Christmas tree farm is 'all about the holiday'

Laura Schulte
Regan Pourchot brushes ice and snow from the branches of a tree on his Mosinee Farm, Pheasant Pines.

Mosinee — Regan Pourchot learned how to raise the perfect Christmas tree when he was a kid.

His dad started a business in the 1950s and Pourchot helped him out during the summers, shearing each tree into the shape desired by winter buyers. They cut down the trees in November and took them to markets in the suburbs of Chicago.

Today, Pourchot, who is partially retired, but still does event planning from home, sells trees from his 80 acres of property near Lake DuBay, called Pheasant Pines. About 30 of those acres are covered in bright evergreen trees, snow hanging from their branches.

Although the Christmas tree industry in Wisconsin has dwindled from 859 farms in 2002 to 689 farms in 2012, according to the National Christmas Tree Association, Pourchot decided to stick with it. In the end, he said, it's all about creating an experience that can't be found when selecting a fake tree in a box.

Pourchot started his farm 10 years ago, selling mostly to families looking to choose and cut their own tree. Most of his customers, he said, come back year after year.

"We try to create a family tradition," Pourchot said. "It's all about the family experience."

But that family experience doesn't just start and end every December, when families make their way out to the tree farm. Years of work go into each and every tree sold at Pheasant Pines.

Pourchot and his dog walk through a grouping of trees that has already mostly been cut down this year.

"If you take it sequentially, this time of year, we start to think of what to plant for next year," Pourchot said. "Part of the magic is that you plant knowing that you won't sell the tree for 10 years."

Pourchot said he's already ordered the trees he'll plant in the spring, about 2,500 trees total. And those trees don't come in the form of seeds. They've already spent two to four years growing in a greenhouse before they even reach the fields at Pheasant Pines. When the tiny trees reach Pheasant Pines, he and his family spend about two weekends in the spring, planting trees.

After all the new trees are planted, the shearing starts in late June. Shearing helps to create the familiar triangle shape of trees that is expected when families head out to the tree farm. The shearing is done by hand by Pourchot and his family, and it takes a couple of months to complete. Shearing wraps up in early September, if all goes according to plans, and then Pourchot and his family wait for Thanksgiving to come and go.

When it's finally time, Christmas tree lovers will make their way out into the acres of fields in search of the perfect tree to take home. This year, Pheasant Pines has already had some busy weekends, especially because snow has started to fly.

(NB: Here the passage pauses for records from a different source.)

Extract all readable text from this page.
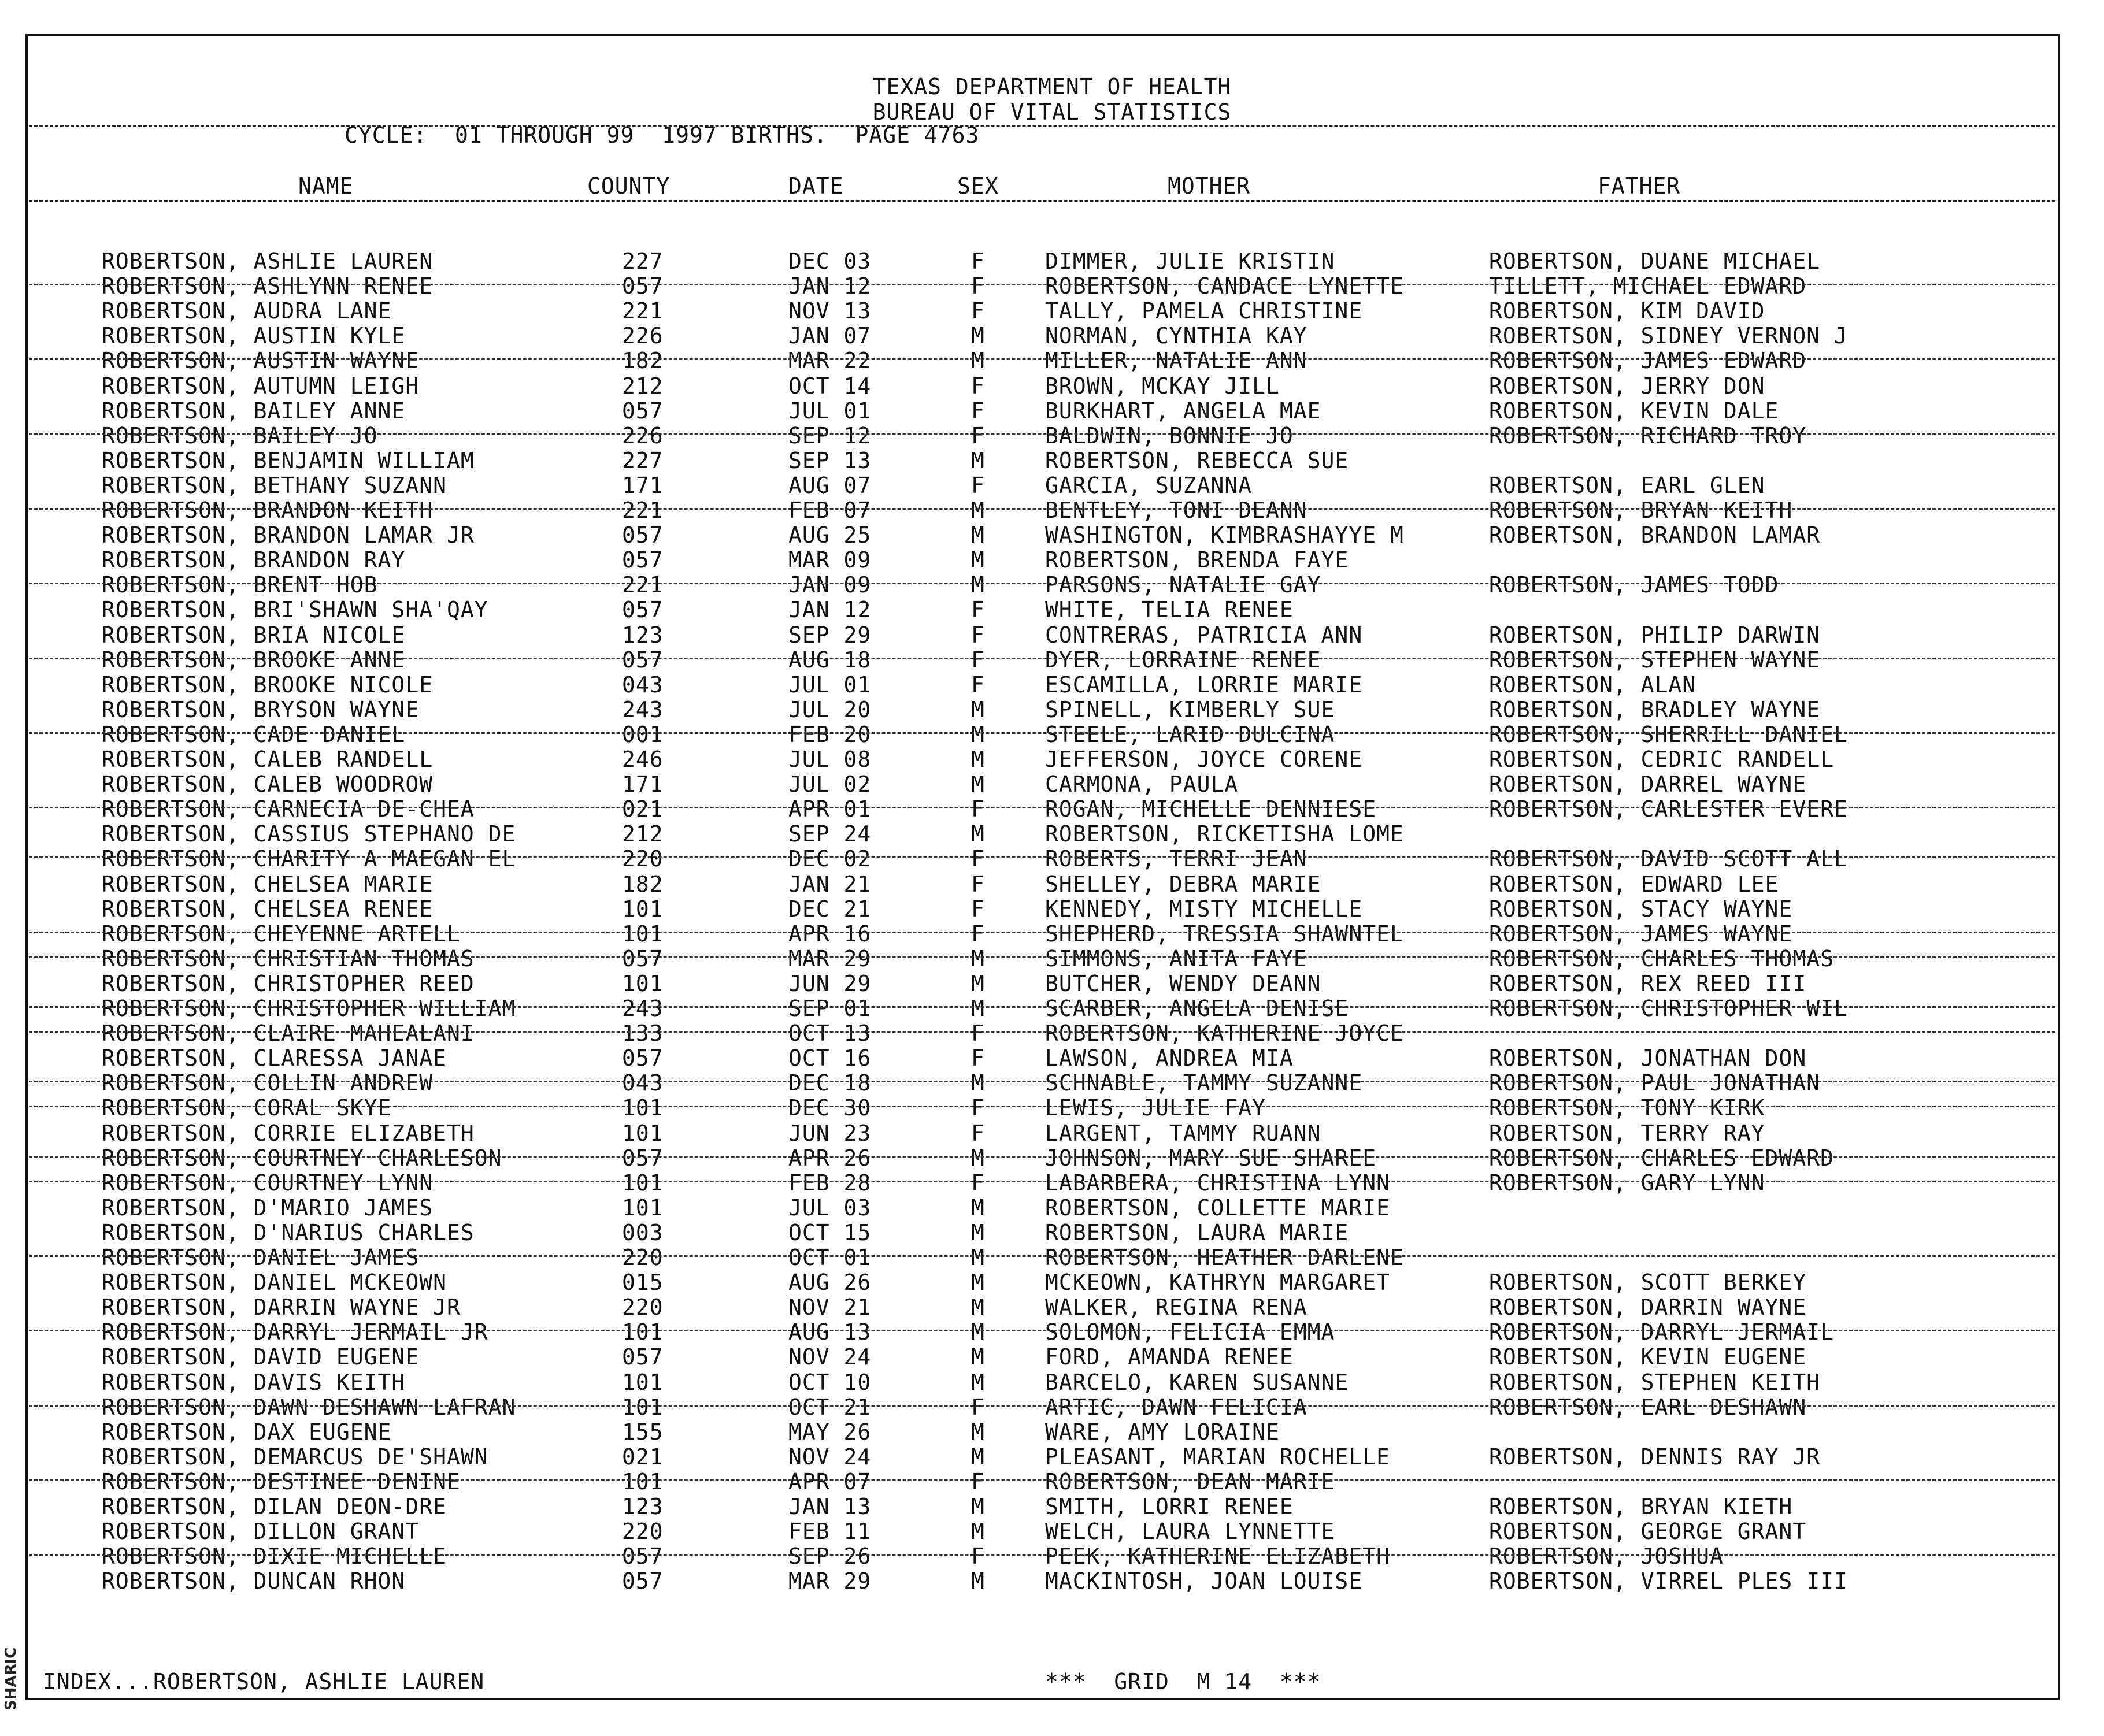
SHARIC
TEXAS DEPARTMENT OF HEALTH
BUREAU OF VITAL STATISTICS
CYCLE:  01 THROUGH 99  1997 BIRTHS.  PAGE 4763
NAME	COUNTY	DATE	SEX	MOTHER	FATHER
ROBERTSON, ASHLIE LAUREN	227	DEC 03	F	DIMMER, JULIE KRISTIN	ROBERTSON, DUANE MICHAEL
ROBERTSON, ASHLYNN RENEE	057	JAN 12	F	ROBERTSON, CANDACE LYNETTE	TILLETT, MICHAEL EDWARD
ROBERTSON, AUDRA LANE	221	NOV 13	F	TALLY, PAMELA CHRISTINE	ROBERTSON, KIM DAVID
ROBERTSON, AUSTIN KYLE	226	JAN 07	M	NORMAN, CYNTHIA KAY	ROBERTSON, SIDNEY VERNON J
ROBERTSON, AUSTIN WAYNE	182	MAR 22	M	MILLER, NATALIE ANN	ROBERTSON, JAMES EDWARD
ROBERTSON, AUTUMN LEIGH	212	OCT 14	F	BROWN, MCKAY JILL	ROBERTSON, JERRY DON
ROBERTSON, BAILEY ANNE	057	JUL 01	F	BURKHART, ANGELA MAE	ROBERTSON, KEVIN DALE
ROBERTSON, BAILEY JO	226	SEP 12	F	BALDWIN, BONNIE JO	ROBERTSON, RICHARD TROY
ROBERTSON, BENJAMIN WILLIAM	227	SEP 13	M	ROBERTSON, REBECCA SUE
ROBERTSON, BETHANY SUZANN	171	AUG 07	F	GARCIA, SUZANNA	ROBERTSON, EARL GLEN
ROBERTSON, BRANDON KEITH	221	FEB 07	M	BENTLEY, TONI DEANN	ROBERTSON, BRYAN KEITH
ROBERTSON, BRANDON LAMAR JR	057	AUG 25	M	WASHINGTON, KIMBRASHAYYE M	ROBERTSON, BRANDON LAMAR
ROBERTSON, BRANDON RAY	057	MAR 09	M	ROBERTSON, BRENDA FAYE
ROBERTSON, BRENT HOB	221	JAN 09	M	PARSONS, NATALIE GAY	ROBERTSON, JAMES TODD
ROBERTSON, BRI'SHAWN SHA'QAY	057	JAN 12	F	WHITE, TELIA RENEE
ROBERTSON, BRIA NICOLE	123	SEP 29	F	CONTRERAS, PATRICIA ANN	ROBERTSON, PHILIP DARWIN
ROBERTSON, BROOKE ANNE	057	AUG 18	F	DYER, LORRAINE RENEE	ROBERTSON, STEPHEN WAYNE
ROBERTSON, BROOKE NICOLE	043	JUL 01	F	ESCAMILLA, LORRIE MARIE	ROBERTSON, ALAN
ROBERTSON, BRYSON WAYNE	243	JUL 20	M	SPINELL, KIMBERLY SUE	ROBERTSON, BRADLEY WAYNE
ROBERTSON, CADE DANIEL	001	FEB 20	M	STEELE, LARID DULCINA	ROBERTSON, SHERRILL DANIEL
ROBERTSON, CALEB RANDELL	246	JUL 08	M	JEFFERSON, JOYCE CORENE	ROBERTSON, CEDRIC RANDELL
ROBERTSON, CALEB WOODROW	171	JUL 02	M	CARMONA, PAULA	ROBERTSON, DARREL WAYNE
ROBERTSON, CARNECIA DE-CHEA	021	APR 01	F	ROGAN, MICHELLE DENNIESE	ROBERTSON, CARLESTER EVERE
ROBERTSON, CASSIUS STEPHANO DE	212	SEP 24	M	ROBERTSON, RICKETISHA LOME
ROBERTSON, CHARITY A MAEGAN EL	220	DEC 02	F	ROBERTS, TERRI JEAN	ROBERTSON, DAVID SCOTT ALL
ROBERTSON, CHELSEA MARIE	182	JAN 21	F	SHELLEY, DEBRA MARIE	ROBERTSON, EDWARD LEE
ROBERTSON, CHELSEA RENEE	101	DEC 21	F	KENNEDY, MISTY MICHELLE	ROBERTSON, STACY WAYNE
ROBERTSON, CHEYENNE ARTELL	101	APR 16	F	SHEPHERD, TRESSIA SHAWNTEL	ROBERTSON, JAMES WAYNE
ROBERTSON, CHRISTIAN THOMAS	057	MAR 29	M	SIMMONS, ANITA FAYE	ROBERTSON, CHARLES THOMAS
ROBERTSON, CHRISTOPHER REED	101	JUN 29	M	BUTCHER, WENDY DEANN	ROBERTSON, REX REED III
ROBERTSON, CHRISTOPHER WILLIAM	243	SEP 01	M	SCARBER, ANGELA DENISE	ROBERTSON, CHRISTOPHER WIL
ROBERTSON, CLAIRE MAHEALANI	133	OCT 13	F	ROBERTSON, KATHERINE JOYCE
ROBERTSON, CLARESSA JANAE	057	OCT 16	F	LAWSON, ANDREA MIA	ROBERTSON, JONATHAN DON
ROBERTSON, COLLIN ANDREW	043	DEC 18	M	SCHNABLE, TAMMY SUZANNE	ROBERTSON, PAUL JONATHAN
ROBERTSON, CORAL SKYE	101	DEC 30	F	LEWIS, JULIE FAY	ROBERTSON, TONY KIRK
ROBERTSON, CORRIE ELIZABETH	101	JUN 23	F	LARGENT, TAMMY RUANN	ROBERTSON, TERRY RAY
ROBERTSON, COURTNEY CHARLESON	057	APR 26	M	JOHNSON, MARY SUE SHAREE	ROBERTSON, CHARLES EDWARD
ROBERTSON, COURTNEY LYNN	101	FEB 28	F	LABARBERA, CHRISTINA LYNN	ROBERTSON, GARY LYNN
ROBERTSON, D'MARIO JAMES	101	JUL 03	M	ROBERTSON, COLLETTE MARIE
ROBERTSON, D'NARIUS CHARLES	003	OCT 15	M	ROBERTSON, LAURA MARIE
ROBERTSON, DANIEL JAMES	220	OCT 01	M	ROBERTSON, HEATHER DARLENE
ROBERTSON, DANIEL MCKEOWN	015	AUG 26	M	MCKEOWN, KATHRYN MARGARET	ROBERTSON, SCOTT BERKEY
ROBERTSON, DARRIN WAYNE JR	220	NOV 21	M	WALKER, REGINA RENA	ROBERTSON, DARRIN WAYNE
ROBERTSON, DARRYL JERMAIL JR	101	AUG 13	M	SOLOMON, FELICIA EMMA	ROBERTSON, DARRYL JERMAIL
ROBERTSON, DAVID EUGENE	057	NOV 24	M	FORD, AMANDA RENEE	ROBERTSON, KEVIN EUGENE
ROBERTSON, DAVIS KEITH	101	OCT 10	M	BARCELO, KAREN SUSANNE	ROBERTSON, STEPHEN KEITH
ROBERTSON, DAWN DESHAWN LAFRAN	101	OCT 21	F	ARTIC, DAWN FELICIA	ROBERTSON, EARL DESHAWN
ROBERTSON, DAX EUGENE	155	MAY 26	M	WARE, AMY LORAINE
ROBERTSON, DEMARCUS DE'SHAWN	021	NOV 24	M	PLEASANT, MARIAN ROCHELLE	ROBERTSON, DENNIS RAY JR
ROBERTSON, DESTINEE DENINE	101	APR 07	F	ROBERTSON, DEAN MARIE
ROBERTSON, DILAN DEON-DRE	123	JAN 13	M	SMITH, LORRI RENEE	ROBERTSON, BRYAN KIETH
ROBERTSON, DILLON GRANT	220	FEB 11	M	WELCH, LAURA LYNNETTE	ROBERTSON, GEORGE GRANT
ROBERTSON, DIXIE MICHELLE	057	SEP 26	F	PEEK, KATHERINE ELIZABETH	ROBERTSON, JOSHUA
ROBERTSON, DUNCAN RHON	057	MAR 29	M	MACKINTOSH, JOAN LOUISE	ROBERTSON, VIRREL PLES III
INDEX...ROBERTSON, ASHLIE LAUREN	***  GRID  M 14  ***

"It was really fun for families last week," Pourchot said. "We got the sleds out and parents pulled their kids around and the trees back."

Pourchot looks over a field of trees that was planted in recent years. These trees will be left to grow for several years before they're ready to cut.

Families will search low and high for their tree, and once they find it, they can cut it down themselves and have it shaken and baled — wrapped in a net so it's easier to transport.

A tree at Pheasant Pines ranges in price from $25 to $40, depending on what type of Christmas tree is chosen. On average, the American family spends about $50 on their real tree a year, according to the National Christmas Tree Association.

Although real trees may take a little more time and effort than artificial trees, Pourchot said that generally, real trees are becoming more popular with Christmas tree lovers again. According to the National Christmas Tree Association, 12.5 million fake trees were purchased, but that doesn't match up to the  25.9 million real trees that were also purchased.

"Artificial trees at first put a dent in the industry," he said. "But choose and cut is more popular for a family experience."

Pourchot works hard to create a fun family experience at his farm, from a warming room filled with hot cocoa, cookies and Christmas gifts for sale, to petting zoos and sled rides.

"It's all about the holiday," he said.

Pheasant Pines is located at 4646 N. Marathon County X, Mosinee.

Contact Going Out reporter Laura Schulte at 715-297-7532 or; on Twitter @schultelaura.

Wondering how to keep a live tree healthy through the holidays?

According to Pourchot, a tree needs to have a fresh cut to survive longer. If you buy a pre-cut tree, take a little off the bottom to create a clean cut, with no sap coverage. Then allow the tree to thaw out in the garage, before shocking it with the warm house. Once inside, water the tree for the first time with lukewarm water, and continue to monitor the water level for the first 48 hours. A large tree may take up to a gallon of water in the first few days.

After the first few days, water the tree regularly to prevent it from drying out. A well-watered tree is much safer and less likely to create a fire hazard.